Terraform: Private DNS override for *.googleapis.com to private.googleapis.com
This is VPC-wide: all workloads using the VPC resolver (including GKE pods) will pick it up automatically.
# Private zone for googleapis.com visible only inside your VPC
resource "google_dns_managed_zone" "googleapis_private" {
name = "googleapis-private"
dns_name = "googleapis.com."
visibility = "private"
description = "Route *.googleapis.com to private.googleapis.com VIPs for Private Google Access"
private_visibility_config {
networks {
# If you're using terraform-google-network module:
# network_url = module.gcp_vpc.network_self_link
network_url = google_compute_network.vpc.self_link
}
}
}
# private.googleapis.com -> Private Google Access VIPs (IPv4)
resource "google_dns_record_set" "private_googleapis_a" {
managed_zone = google_dns_managed_zone.googleapis_private.name
name = "private.googleapis.com."
type = "A"
ttl = 300
rrdatas = ["199.36.153.8", "199.36.153.9", "199.36.153.10", "199.36.153.11"]
}
# Make *.googleapis.com resolve via private.googleapis.com
# This includes storage.googleapis.com, www.googleapis.com, etc.

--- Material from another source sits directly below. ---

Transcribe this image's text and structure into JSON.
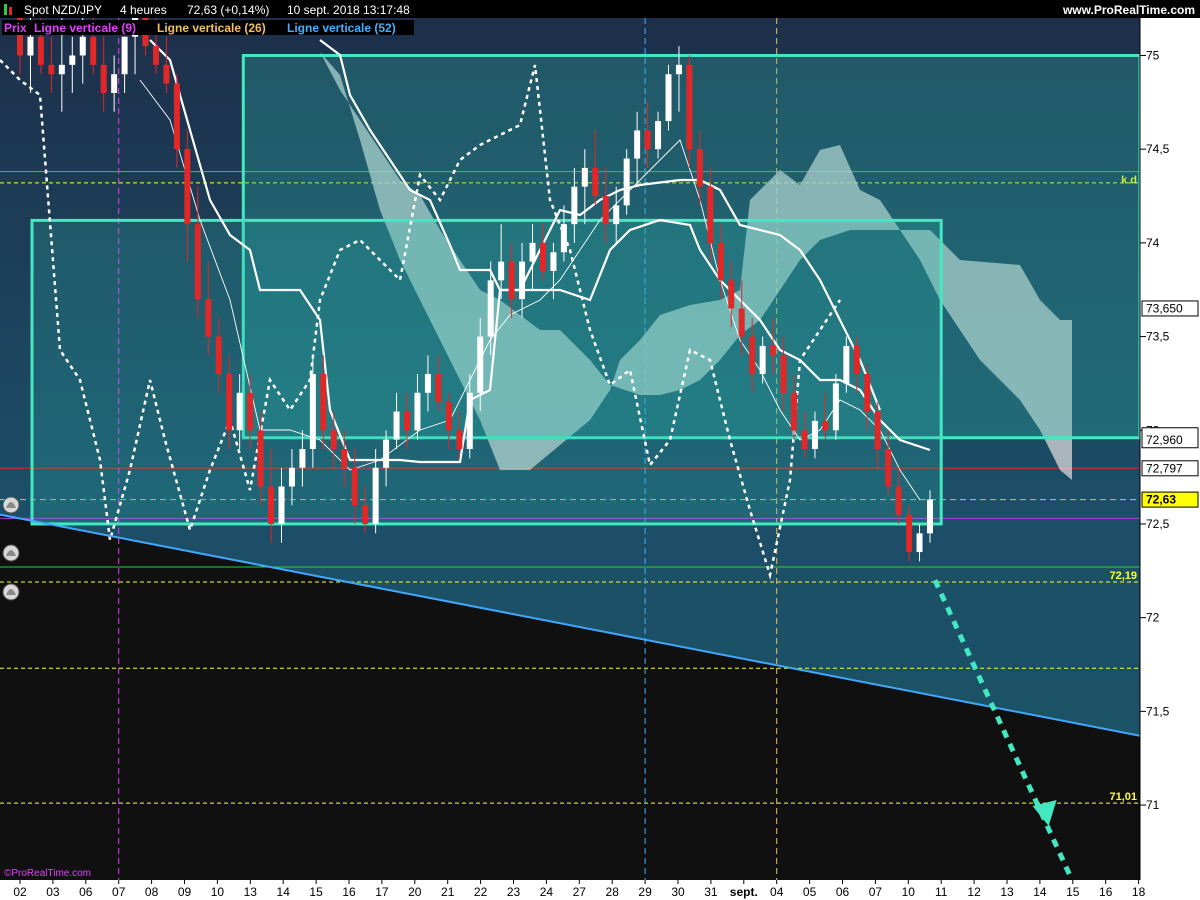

resource "google_dns_record_set" "wildcard_googleapis_cname" {
managed_zone = google_dns_managed_zone.googleapis_private.name
name = "*.googleapis.com."
type = "CNAME"
ttl = 300
rrdatas = ["private.googleapis.com."]
}
If you want a smaller blast radius
Instead of the wildcard, start with only what you care about:
resource "google_dns_record_set" "storage_googleapis_cname" {
managed_zone = google_dns_managed_zone.googleapis_private.name
name = "storage.googleapis.com."
type = "CNAME"
ttl = 300
rrdatas = ["private.googleapis.com."]
}
Quick verification from GKE:
kubectl run gcs-check --rm -it --restart=Never --image=curlimages/curl --command -- \
sh -c "nslookup storage.googleapis.com && curl -I https://storage.googleapis.com"
You should see storage.googleapis.com resolving as a CNAME to private.googleapis.com and returning 199.36.153.8–11.
The below images show the DNS resolution after the change. Before, storage.googleapis.com resolved to Google's public VIPs. After, it resolves to private.googleapis.com and the private VIPs.

The detailed view of the flow logs after the change shows that traffic is now going to the private VIPs, which should reduce egress costs and make routing more predictable.

Notes
This doesn't replace PGA, you still need PGA enabled on the subnet (private_ip_google_access / subnet_private_access = true) and private nodes.
That’s it - a small DNS adjustment, but it made our Google API routing more predictable and helped reduce egress surprises.